Perkembangan peradaban membawa individualitas; gagasan tentang individu yang egoistis
adalah gagasan modern, kapitalis. Kita
menjadi kapitalis sebagai sebuah hasil formasi historis, karena kita hidup pada titik tahapan
perkembangan peradaban ini.
CG : Beberapa
hari yang lalu saya membaca sebuah pernyataanmu : "kita akan terus berperang
sampai Alam menuntut agar kita menjadi beradab".....
JM : Ya,
itulah arah yang kita tuju. Kapitalisme, seperti semuanya, penuh kontradiksi. Di
satu pihak, ada ketidakadilan, ketimpangan, peperangan; tapi keegoisan yang ada dalam diri kita
adalah penggerak yang kuat, yang telah mendorong kepada perkembangan sains,
teknologi, dan semuanya, bukankah begitu ?

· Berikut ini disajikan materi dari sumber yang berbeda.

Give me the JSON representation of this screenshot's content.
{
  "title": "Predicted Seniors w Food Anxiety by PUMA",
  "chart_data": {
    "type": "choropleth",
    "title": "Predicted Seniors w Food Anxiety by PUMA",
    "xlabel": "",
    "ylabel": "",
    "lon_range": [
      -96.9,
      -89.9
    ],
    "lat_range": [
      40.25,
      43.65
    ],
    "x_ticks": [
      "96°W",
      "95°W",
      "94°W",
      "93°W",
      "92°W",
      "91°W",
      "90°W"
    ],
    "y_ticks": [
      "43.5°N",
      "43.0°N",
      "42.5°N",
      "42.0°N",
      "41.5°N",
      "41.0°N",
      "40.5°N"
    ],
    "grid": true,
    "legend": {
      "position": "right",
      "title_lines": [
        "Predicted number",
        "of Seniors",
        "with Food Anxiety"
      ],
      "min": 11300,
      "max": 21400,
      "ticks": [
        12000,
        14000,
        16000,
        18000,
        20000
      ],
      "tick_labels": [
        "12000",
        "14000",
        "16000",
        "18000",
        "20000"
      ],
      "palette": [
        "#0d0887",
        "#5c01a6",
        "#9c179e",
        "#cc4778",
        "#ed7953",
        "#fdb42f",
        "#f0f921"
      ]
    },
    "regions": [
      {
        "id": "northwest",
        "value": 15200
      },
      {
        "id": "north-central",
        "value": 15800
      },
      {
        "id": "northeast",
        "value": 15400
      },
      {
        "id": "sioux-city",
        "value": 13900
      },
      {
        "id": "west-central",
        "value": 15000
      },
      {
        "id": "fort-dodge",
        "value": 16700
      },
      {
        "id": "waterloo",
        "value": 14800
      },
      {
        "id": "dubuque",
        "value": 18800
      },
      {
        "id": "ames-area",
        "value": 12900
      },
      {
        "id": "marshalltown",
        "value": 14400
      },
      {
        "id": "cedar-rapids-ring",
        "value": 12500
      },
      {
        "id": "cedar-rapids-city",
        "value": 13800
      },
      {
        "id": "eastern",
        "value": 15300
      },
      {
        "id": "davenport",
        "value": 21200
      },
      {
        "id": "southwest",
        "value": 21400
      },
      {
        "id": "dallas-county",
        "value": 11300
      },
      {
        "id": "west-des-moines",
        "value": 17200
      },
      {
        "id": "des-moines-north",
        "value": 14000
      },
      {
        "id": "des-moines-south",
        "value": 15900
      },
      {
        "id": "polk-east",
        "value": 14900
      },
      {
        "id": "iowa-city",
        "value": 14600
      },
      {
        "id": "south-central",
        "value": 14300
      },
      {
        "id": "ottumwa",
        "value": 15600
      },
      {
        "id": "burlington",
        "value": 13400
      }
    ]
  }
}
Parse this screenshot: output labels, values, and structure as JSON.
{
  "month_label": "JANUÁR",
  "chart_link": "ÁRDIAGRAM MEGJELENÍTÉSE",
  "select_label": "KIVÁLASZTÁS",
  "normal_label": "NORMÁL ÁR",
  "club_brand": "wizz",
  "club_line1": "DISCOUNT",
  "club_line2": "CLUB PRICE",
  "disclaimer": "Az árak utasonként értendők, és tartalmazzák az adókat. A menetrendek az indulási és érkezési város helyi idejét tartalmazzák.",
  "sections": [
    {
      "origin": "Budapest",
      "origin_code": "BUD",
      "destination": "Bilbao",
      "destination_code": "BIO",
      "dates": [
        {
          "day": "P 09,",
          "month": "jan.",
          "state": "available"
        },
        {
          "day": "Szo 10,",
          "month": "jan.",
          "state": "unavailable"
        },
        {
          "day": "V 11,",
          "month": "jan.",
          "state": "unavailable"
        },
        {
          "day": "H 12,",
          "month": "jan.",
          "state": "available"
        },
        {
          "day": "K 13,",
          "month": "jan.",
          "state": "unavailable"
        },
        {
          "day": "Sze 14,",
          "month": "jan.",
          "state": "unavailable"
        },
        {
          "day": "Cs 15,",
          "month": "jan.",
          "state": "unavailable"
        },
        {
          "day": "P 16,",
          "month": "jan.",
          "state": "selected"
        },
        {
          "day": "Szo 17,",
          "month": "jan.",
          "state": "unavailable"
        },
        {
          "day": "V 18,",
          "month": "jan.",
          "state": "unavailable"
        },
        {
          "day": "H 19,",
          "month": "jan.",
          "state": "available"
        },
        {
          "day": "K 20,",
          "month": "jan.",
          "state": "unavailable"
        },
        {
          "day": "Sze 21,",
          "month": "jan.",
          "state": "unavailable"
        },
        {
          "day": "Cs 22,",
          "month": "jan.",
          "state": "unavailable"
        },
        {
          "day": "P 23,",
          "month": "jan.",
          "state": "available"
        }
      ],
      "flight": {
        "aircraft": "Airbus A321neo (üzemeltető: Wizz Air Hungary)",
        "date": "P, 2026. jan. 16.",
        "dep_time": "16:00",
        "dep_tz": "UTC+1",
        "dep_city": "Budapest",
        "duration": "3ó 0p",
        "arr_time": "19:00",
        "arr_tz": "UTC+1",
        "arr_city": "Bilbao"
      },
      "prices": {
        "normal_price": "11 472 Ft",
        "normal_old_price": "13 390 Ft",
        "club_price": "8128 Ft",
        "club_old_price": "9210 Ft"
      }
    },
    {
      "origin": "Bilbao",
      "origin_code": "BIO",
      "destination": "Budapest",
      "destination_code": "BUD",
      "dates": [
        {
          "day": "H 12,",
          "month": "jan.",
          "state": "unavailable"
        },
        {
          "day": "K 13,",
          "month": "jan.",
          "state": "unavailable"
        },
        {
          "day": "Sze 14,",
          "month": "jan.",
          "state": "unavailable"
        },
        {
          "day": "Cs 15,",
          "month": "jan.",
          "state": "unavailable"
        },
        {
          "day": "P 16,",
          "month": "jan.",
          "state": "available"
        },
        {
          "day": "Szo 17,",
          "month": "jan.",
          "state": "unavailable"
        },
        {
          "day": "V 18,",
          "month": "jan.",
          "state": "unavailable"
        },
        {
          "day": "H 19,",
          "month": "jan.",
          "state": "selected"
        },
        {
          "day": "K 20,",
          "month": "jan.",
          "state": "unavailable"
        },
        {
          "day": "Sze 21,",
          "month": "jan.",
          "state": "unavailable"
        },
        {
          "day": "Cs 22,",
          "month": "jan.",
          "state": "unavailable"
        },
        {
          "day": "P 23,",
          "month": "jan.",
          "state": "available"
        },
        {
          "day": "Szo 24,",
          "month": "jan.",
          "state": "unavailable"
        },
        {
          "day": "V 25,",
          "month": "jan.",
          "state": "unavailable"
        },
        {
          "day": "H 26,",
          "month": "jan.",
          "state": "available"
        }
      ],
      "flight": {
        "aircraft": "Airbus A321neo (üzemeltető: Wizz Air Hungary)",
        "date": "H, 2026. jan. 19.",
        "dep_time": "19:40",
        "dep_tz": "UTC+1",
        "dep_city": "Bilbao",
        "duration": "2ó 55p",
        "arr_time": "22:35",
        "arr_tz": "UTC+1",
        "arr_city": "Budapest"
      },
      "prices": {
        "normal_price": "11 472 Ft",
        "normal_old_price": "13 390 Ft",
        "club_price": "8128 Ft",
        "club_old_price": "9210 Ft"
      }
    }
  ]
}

Kapitalisme telah memberikan kepada kita banyak penderitaan, tapi dia
juga memberikan 40 tahun tambahan "rata-ratausia hidup" (average
lifespan) di abad yang lalu..... apa
yang bisa kau simpulkan dari sini ?
Sekarang tampak bahwa kapitalisme telah memberikan semua yang dapat dia
berikan; langkah logis berikutnya adalah : sosialisme yang demokratis (democratic socialism)harus menggantikannya, tapi kerangka-waktu sejarah (historical timeframes) itu panjang rentangannya. Kapitalisme berkembang selama tiga abad tanpa
demokrasi politis sedikit pun.
CG : Pernahkah
kau berkata "tak ada gunanya meratapi problemmu; kau harus menghadapinya".....
JM : Ya,
kiatnya adalah menemukan caranya...
CG : Persis. Dan kini, dalam pemerintahan seperti yang kau
pimpin, bagaimanakah kontradiksi-kontradiksi itu diatasi ?
JM : Mereka
dirundingkan dengan sebaik-baiknya; kami mencoba berkontribusi dalam pengubahan
masyarakat menjadi sesetara mungkin,secara konstan mengintervensi
kebijakan-kebijakan fiskal dan sosial,
menyemangati para buruh untuk berorganisasi sehingga mereka sanggup
menegosiasikan ongkos tenaga mereka sendiri. Karena pada akhirnya, faktor
terbesar distribusi dalam masyarakat, setidaknya dalam masyarakat kita saat
ini, adalah upah. Memang bukan cuma ini, dan tentunya ada batasnya, karena jika aku terlalu dalam merogoh kantong
para penanam modal, mereka takkan jadi
berinvestasi, dan akan lebih sedikit yang bisa aku distribusikan... Kau lihat,
bahwa dari sisi manusia, yang praktis dihasilkan oleh eksperimen-eksperimen
sosialisme yang terburu-buru dan "definitif" adalah : pada akhirnya
mereka punya lebih sedikit untuk dibagi-bagikan.
CG : Dan
mereka juga merupakan eksperimen-eksperimen yang tidak demokratis...
JM : Tentu. Karena jika kau kehabisan segalanya, kau harus kembali kepada ketegasan represi.....
Tapi yang terburuk dari sosialisme seperti itu adalah birokrasinya... Ketimbang
tergantung kepada para produsen, kau mulai mengandalkan para pengawas...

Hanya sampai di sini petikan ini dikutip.